Former Arlington City Councilman Joe Bruner, who owns the market site at 215 E. Front St., has sold the property for redevelopment. The buyer has given the market — which opened in October 2009 and offers locally grown produce, eggs and meats; handmade jewelry and crafts; and other items — until then to vacate.
“I didn’t just purchase it for a farmers market. It was a good location. I could envision what would happen downtown,” Bruner said of the property, which is north of the railroad tracks between Division and Abram streets.
The market and an adjoining vacant lot to the west were purchased for an undisclosed amount by Alan Petsche, who recently rebuilt the Candlelight Inn restaurant at 1204 E. Division St. Plans for the Front Street site are not known. The market’s last day is expected to be March 28.
Bruner said he hopes the city will step in and not only find a new location for the market but potentially begin running it, the way Grand Prairie does.
“I just feel like for the longevity, the city needs to be involved,” Bruner said.
Bruner said he is assisting with the search. Any new location would require the city to approve a specific-use permit, a process that could take about 45 days, Deputy City Manager Jim Parajon said.
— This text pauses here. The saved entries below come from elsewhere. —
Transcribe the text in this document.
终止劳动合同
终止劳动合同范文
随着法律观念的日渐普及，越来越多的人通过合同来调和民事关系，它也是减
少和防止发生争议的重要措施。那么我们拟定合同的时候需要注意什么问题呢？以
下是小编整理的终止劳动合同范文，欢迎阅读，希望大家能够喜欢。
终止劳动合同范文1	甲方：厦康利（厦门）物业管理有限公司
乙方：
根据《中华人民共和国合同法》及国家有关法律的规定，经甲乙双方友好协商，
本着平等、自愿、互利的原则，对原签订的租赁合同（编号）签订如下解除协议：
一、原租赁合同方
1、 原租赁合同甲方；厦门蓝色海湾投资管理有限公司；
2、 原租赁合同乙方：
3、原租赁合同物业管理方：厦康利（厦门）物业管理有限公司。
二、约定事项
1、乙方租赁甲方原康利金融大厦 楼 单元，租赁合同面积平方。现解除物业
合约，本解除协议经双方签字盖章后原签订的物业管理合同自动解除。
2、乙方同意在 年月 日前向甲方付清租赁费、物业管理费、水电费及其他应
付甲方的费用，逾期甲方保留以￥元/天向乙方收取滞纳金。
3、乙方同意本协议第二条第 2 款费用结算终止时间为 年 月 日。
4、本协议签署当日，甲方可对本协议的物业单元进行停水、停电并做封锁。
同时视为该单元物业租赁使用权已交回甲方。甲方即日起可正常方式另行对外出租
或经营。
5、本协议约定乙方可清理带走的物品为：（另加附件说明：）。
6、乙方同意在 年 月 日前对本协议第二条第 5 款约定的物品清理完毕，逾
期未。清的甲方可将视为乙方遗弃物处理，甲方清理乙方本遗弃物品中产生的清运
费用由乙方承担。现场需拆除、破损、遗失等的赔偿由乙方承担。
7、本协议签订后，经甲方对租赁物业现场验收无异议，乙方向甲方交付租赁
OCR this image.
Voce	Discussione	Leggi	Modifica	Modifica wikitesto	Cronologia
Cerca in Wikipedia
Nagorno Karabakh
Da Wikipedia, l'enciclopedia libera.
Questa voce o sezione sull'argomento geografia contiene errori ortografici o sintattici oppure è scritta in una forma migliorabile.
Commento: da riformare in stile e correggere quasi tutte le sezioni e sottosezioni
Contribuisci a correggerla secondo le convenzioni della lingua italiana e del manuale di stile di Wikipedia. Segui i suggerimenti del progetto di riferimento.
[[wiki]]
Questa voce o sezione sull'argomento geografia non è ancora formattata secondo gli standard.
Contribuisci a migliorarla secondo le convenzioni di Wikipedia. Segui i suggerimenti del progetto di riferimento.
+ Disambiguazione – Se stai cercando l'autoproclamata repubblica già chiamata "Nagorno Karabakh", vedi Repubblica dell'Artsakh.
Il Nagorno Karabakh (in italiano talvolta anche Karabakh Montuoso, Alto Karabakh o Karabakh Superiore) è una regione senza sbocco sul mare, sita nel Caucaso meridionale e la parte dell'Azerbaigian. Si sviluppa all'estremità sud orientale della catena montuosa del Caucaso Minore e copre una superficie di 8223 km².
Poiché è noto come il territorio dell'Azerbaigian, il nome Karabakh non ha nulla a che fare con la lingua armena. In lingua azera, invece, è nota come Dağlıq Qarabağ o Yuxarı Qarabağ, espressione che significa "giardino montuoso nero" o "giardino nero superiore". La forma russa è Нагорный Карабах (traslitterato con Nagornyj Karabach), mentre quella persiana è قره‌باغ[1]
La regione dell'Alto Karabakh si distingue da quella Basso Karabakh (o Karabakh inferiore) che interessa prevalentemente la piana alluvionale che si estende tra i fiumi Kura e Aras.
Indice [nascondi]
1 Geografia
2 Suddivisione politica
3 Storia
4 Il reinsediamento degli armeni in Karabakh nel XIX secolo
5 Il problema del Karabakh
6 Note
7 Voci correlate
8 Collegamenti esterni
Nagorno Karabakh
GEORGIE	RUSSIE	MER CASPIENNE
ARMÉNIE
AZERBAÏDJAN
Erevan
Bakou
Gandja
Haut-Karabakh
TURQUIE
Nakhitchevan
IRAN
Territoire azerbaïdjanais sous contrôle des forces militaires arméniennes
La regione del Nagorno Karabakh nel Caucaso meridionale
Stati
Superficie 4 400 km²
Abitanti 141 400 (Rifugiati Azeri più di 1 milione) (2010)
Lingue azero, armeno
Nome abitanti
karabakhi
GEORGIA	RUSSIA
That news has vendors such as Lindy Jackson of UnHinged Homestead worried. The single mother said her booth, where she sells locally grown produce along with pastries, bread, jam and salsa and other homemade treats, is her main source of income. She spends about 16 hours a day tending her gardens, preparing food to sell and running the market, which is open every Friday and Saturday.
“We have five weeks to start moving our stuff somewhere else. Otherwise, a lot of people will be jobless,” said Jackson, who took over managing the market for Bruner early last year. “We’re the only farmers market in Arlington.”
Jacki Mayse of Ladybug Botanicals has sold handmade soap, bath salts, candles and more at the market for about three years. She’s hopeful the market can find a new home instead of shutting down for good.
“It is a business, but it is a passion,” Mayse said. “A piece of me would really be gone. There would be a hole. And there would be a hole in my income.”
Amy Berthelet of Amy’s Handmade Gifts sells handmade jewelry, cards, bookmarks and other crafts.
“Everything is made with my two hands. This is my business,” said Berthelet, who said she is on disability. “I don’t know of any other place that I could go to, other than the occasional craft fair. I certainly wouldn’t have the social interaction. It’s a family here. That would be a huge blow to me.”
Bruner said he could envision the former radiator shop, which has garage bay doors, being converted into a bar and restaurant because of its location and available on-street parking.
“It’s a neat little place. When you look at what is happening downtown, it needs to be something more stable, something that is a moneymaker for someone and something to attract more people, more nightlife,” Bruner said. “It makes a lot more sense to have a farmers market somewhere else and have that be a retail establishment.”
Jackson said she’s hoping to collect letters and emails from regular customers and other community members to show the city what kind of support the market has.
“I would like the community to back us when it comes to the city letting us start over again,” Jackson said.